Lebih lanjut, Dede menjelaskan bahwa untuk penanganan pemeliharaan jalan di luar masa kontrak dengan pihak penyedia, DPU Kabupaten Sukabumi tetap menyediakan material seperti coldmix, emulsi, serta plat besi atau beton sebagai langkah penanganan darurat.
“Kegiatan darurat ini dilaksanakan oleh masing-masing UPTD wilayah dengan menggunakan peralatan seperti stamper dan alat pendukung lainnya,” tambahnya melalui sambungan telepon.

Menyoal penanganan irigasi pasca bencana, Dede menegaskan bahwa normalisasi sungai merupakan kewenangan Pemerintah Provinsi Jawa Barat. Namun, untuk wilayah kabupaten, Dinas PU melaksanakan kegiatan operasi dan pemeliharaan jaringan irigasi, yang sebagian dijalankan oleh kelompok perkumpulan petani pemakai air (P3A) Mitra Cai.

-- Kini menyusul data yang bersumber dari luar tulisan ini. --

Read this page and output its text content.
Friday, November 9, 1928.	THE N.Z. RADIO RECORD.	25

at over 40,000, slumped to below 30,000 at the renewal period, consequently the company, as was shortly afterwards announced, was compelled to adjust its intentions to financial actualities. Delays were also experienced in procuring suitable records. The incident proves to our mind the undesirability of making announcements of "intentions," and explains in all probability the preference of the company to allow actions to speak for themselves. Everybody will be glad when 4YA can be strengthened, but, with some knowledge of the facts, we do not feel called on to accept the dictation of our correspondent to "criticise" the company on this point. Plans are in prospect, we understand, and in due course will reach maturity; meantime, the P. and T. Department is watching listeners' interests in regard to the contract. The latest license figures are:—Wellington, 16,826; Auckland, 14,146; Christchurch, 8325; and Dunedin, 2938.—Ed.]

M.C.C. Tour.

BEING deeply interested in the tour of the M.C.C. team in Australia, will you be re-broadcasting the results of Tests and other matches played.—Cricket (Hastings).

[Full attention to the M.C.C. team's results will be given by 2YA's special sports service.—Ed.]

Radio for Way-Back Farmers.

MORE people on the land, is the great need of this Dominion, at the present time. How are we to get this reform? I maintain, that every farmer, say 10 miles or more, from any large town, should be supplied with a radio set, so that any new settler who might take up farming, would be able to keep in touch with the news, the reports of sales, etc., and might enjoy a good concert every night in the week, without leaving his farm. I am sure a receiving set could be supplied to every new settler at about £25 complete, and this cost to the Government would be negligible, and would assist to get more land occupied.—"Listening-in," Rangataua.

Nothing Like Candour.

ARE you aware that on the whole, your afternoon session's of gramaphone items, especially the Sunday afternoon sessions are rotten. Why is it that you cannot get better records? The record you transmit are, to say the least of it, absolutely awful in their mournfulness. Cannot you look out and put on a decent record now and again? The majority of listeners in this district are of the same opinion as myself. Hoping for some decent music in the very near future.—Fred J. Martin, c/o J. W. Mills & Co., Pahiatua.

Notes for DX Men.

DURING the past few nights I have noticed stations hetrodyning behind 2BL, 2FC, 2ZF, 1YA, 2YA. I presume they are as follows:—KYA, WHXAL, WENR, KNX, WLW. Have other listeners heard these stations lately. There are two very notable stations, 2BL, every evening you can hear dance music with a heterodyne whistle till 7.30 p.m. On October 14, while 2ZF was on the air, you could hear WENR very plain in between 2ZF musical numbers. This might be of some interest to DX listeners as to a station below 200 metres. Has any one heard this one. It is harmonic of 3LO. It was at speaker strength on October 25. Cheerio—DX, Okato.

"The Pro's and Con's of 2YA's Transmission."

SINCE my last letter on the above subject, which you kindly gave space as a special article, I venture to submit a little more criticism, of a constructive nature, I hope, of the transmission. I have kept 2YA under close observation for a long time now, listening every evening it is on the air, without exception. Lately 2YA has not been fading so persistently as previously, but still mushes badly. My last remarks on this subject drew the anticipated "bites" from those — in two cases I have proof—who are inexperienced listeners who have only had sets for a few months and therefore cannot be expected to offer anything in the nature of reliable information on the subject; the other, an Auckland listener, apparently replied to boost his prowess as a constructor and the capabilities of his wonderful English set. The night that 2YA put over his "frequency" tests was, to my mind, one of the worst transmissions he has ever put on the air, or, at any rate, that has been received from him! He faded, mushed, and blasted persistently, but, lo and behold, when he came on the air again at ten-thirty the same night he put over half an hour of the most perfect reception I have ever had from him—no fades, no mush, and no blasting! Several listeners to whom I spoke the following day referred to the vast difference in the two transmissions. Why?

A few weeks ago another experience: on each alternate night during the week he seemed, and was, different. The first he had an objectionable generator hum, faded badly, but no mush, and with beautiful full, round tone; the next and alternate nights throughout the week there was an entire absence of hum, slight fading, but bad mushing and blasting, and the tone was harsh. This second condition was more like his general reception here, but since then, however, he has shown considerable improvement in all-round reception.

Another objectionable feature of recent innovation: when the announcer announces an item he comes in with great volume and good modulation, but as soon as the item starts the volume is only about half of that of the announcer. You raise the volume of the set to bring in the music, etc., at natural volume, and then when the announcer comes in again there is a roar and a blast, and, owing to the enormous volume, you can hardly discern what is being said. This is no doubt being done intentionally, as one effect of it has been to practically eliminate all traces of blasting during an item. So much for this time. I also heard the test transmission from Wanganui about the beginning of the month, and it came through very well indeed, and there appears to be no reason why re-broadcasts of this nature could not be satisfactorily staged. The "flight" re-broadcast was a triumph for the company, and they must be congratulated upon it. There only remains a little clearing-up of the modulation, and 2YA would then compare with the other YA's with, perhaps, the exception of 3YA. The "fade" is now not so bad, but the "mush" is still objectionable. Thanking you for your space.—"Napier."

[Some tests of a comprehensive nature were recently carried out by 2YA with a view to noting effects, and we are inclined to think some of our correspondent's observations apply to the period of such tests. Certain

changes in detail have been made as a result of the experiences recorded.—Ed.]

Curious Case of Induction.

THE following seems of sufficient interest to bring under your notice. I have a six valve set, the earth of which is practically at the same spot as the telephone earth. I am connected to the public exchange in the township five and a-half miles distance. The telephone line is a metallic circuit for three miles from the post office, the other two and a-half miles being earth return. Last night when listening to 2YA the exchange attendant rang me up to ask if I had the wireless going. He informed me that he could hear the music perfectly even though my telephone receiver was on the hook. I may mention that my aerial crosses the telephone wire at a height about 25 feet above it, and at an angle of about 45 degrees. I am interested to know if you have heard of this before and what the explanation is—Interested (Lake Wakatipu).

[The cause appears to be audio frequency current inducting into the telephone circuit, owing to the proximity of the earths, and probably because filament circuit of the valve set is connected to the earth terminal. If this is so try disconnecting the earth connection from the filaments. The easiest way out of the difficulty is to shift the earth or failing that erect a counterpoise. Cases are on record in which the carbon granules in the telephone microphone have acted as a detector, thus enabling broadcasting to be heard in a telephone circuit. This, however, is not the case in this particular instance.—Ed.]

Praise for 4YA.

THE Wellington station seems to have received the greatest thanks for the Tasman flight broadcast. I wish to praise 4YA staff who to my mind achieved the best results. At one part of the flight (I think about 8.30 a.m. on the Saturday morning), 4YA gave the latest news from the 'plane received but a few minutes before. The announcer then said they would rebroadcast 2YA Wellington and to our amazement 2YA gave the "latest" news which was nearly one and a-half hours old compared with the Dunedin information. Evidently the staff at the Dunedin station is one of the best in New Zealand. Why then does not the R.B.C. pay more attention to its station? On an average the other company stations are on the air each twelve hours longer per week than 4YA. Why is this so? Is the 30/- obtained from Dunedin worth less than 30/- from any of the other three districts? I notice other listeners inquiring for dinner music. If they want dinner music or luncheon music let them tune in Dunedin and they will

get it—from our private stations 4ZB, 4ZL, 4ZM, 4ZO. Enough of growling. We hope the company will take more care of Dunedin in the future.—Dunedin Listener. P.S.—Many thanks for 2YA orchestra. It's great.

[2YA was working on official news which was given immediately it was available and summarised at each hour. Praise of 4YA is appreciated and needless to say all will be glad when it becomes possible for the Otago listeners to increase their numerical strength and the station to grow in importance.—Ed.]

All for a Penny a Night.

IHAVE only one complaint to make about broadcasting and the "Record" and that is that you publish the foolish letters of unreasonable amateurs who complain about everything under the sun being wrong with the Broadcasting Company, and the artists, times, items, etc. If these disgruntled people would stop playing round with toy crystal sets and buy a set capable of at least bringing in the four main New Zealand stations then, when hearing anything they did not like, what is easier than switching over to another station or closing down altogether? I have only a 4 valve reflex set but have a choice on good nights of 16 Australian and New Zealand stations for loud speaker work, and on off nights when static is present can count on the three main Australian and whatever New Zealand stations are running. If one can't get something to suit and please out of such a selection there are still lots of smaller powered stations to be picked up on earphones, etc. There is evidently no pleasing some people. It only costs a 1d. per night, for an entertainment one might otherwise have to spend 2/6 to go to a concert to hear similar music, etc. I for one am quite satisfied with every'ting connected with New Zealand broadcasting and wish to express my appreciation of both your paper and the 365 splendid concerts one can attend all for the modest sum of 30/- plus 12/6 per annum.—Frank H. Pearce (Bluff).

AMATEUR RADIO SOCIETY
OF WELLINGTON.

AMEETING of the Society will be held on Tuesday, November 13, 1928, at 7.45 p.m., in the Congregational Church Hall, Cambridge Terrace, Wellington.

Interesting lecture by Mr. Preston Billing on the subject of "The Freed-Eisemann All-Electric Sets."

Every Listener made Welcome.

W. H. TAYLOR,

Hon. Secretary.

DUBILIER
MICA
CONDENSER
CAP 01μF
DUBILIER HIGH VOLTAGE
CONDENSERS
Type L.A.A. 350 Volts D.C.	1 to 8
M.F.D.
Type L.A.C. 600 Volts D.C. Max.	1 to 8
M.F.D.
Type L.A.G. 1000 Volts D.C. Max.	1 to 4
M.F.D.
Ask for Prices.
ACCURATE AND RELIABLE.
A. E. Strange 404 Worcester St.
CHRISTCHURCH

Baca: https://mediaaksara.id/kecelakaan-di-cibadak-pengendara-motor-meninggal-dua-penumpang-luka-ringan/
“P3A Mitra Cai ini mendapat insentif dari Pemkab melalui Dinas PU sebesar Rp300.000 per bulan selama tahun 2025,” tuturnya.
Dalam kondisi darurat dan atas arahan pimpinan daerah, Dinas PU melalui UPTD Alat Berat juga turut membantu proses normalisasi sungai atau anak Sungai Cipalabuan, yang sempat menyebabkan bencana banjir di kawasan Palabuhanratu.